Where r $ \epsilon \Bbb { R,}$ determine the range of r.
$$\left\lvert 1-2 \sqrt{-r}\right\rvert < 1$$
$$-1< (1-2 \sqrt{-r}) < 1$$
$$-2< (-2\sqrt -r) < 0 $$
$$1>(\sqrt -r) > 0$$
The answer is: $-1<r<0$
So why do I not believe it was found using the following?
continuing from above at $\quad1>(\sqrt -r)> 0 $ $$(1)^2>(\sqrt -r)^2>(0)^2 $$ $$1> -r > 0$$ $$-1<r<0$$
This is where I began to wonder about $\;(\sqrt -r)^2$ and why not...$\;(-{\sqrt -r})^2$ too?
Because $\quad(-{\sqrt -r})*(-{\sqrt -r})\neq \sqrt -r$ or does it? I must keep firm that r is not complex, r is in the reals. I know I am missing something but am not sure what that is.

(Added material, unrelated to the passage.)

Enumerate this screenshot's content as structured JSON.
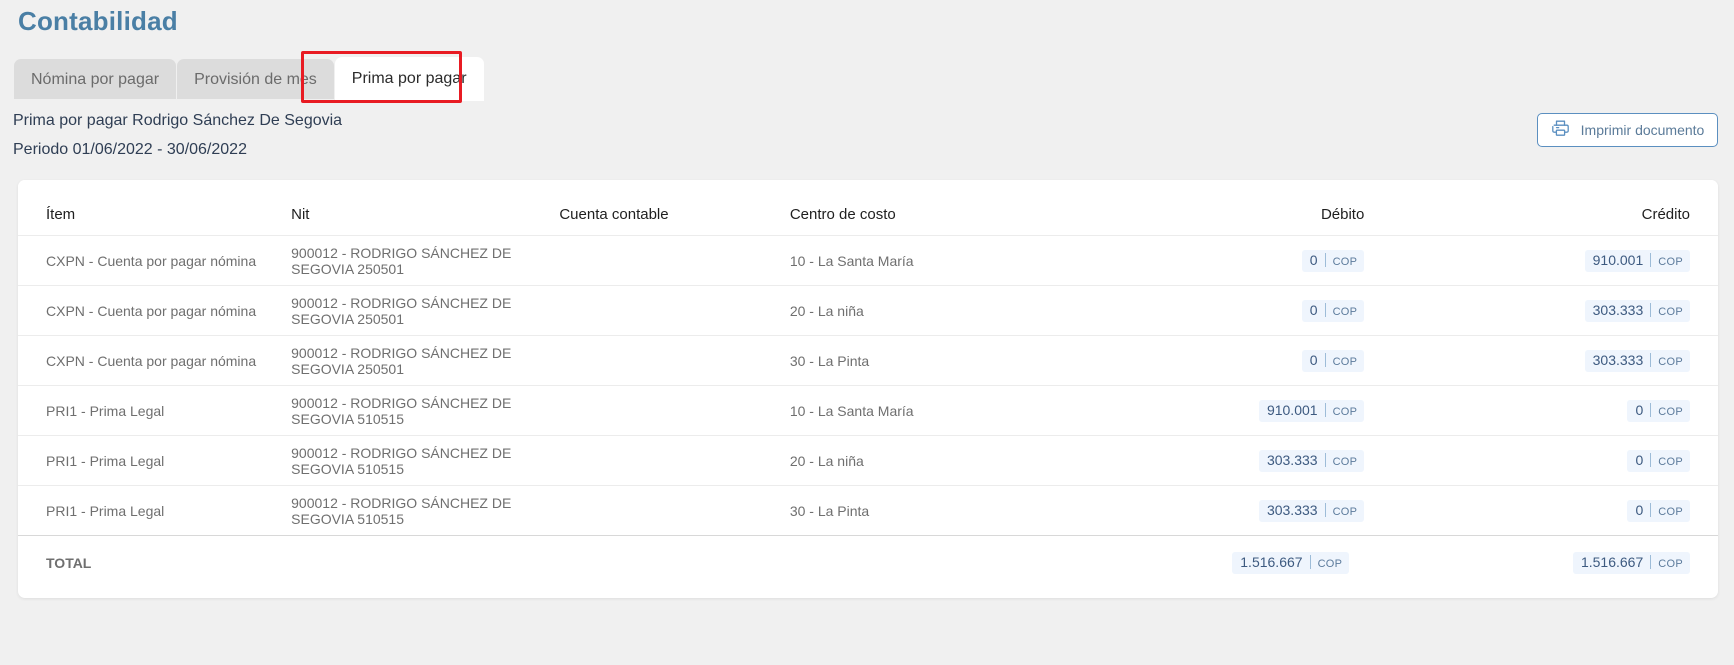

Can anyone please tell me what I am not understanding about these statements?
Thanks.
$$\left\lvert 1-2 \sqrt{-r}\right\rvert < 1$$
Let r=-x, then we have $$\left\lvert 1-2 \sqrt{x}\right\rvert < 1$$
$$-1<1-2 \sqrt{x}<1$$
$$-2<-2 \sqrt{x}<0$$
$$0<2 \sqrt{x}<2$$ $$0<\sqrt{x}<1$$ $$0<x<1$$ $$0<-r<1$$ $$-1<r<0$$